Write another letter to the first mechanic, repeating what relief you're asking for and outlining the facts of the case, and send it by certified mail. Keep a copy for yourself. Be articulate and firm, but non-threatening. There's a chance that a judge is going to review that letter at a later time.

Your Legal Options

You'll have the burden of proof if you do have to go to court and sue to get your money back or for other relief. You'll have to establish to a judge's satisfaction that the car mechanic didn't fix the problem due to issues of fraud or negligence.

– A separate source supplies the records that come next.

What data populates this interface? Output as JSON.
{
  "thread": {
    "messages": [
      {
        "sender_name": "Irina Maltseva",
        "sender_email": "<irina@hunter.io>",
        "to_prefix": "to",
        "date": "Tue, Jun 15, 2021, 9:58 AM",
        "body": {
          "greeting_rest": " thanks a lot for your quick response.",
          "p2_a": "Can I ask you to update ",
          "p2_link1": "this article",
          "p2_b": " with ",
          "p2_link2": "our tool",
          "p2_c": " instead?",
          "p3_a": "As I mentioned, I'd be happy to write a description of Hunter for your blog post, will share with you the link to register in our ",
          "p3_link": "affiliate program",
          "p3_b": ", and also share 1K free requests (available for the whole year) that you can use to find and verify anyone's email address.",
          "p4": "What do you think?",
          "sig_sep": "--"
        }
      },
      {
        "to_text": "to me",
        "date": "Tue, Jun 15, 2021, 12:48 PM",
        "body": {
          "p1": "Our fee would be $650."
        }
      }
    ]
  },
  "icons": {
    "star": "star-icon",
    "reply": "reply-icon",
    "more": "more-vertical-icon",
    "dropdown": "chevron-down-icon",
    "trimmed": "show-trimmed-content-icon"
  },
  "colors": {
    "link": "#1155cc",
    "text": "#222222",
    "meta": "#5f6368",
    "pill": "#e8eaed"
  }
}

You must establish that your problem isn't a legitimately honest mistake and that the mechanic refused to work with you to remedy the situation.

The exact legal process can vary depending on your state. You might do best to enlist the help of a local attorney if the repair bill was significant, although it might not be worth it if the attorney will cost you more than the repair charges that are in dispute.

You can always report the mechanic to your state's attorney general if the idea of fighting it out in court is more than you want to deal with. Check for licensing boards in your state as well, or a consumer protection program you can report to. Again, what's available can vary by jurisdiction.

Don't Refuse to Pay

You might want to resist the urge to refuse payment or to notify your credit card company not to honor the charge if you paid by card. In either case, the mechanic might sue you to recover what they allege you owe. This puts you on the defense.

Depending on your state's laws, the mechanic might be entitled to keep your car if you refuse to pay. They can file a mechanic's lien against the vehicle and sell it to recover what they allege you owe. You could end up in court to argue the issue even if you didn't particularly want to go that route in the first place.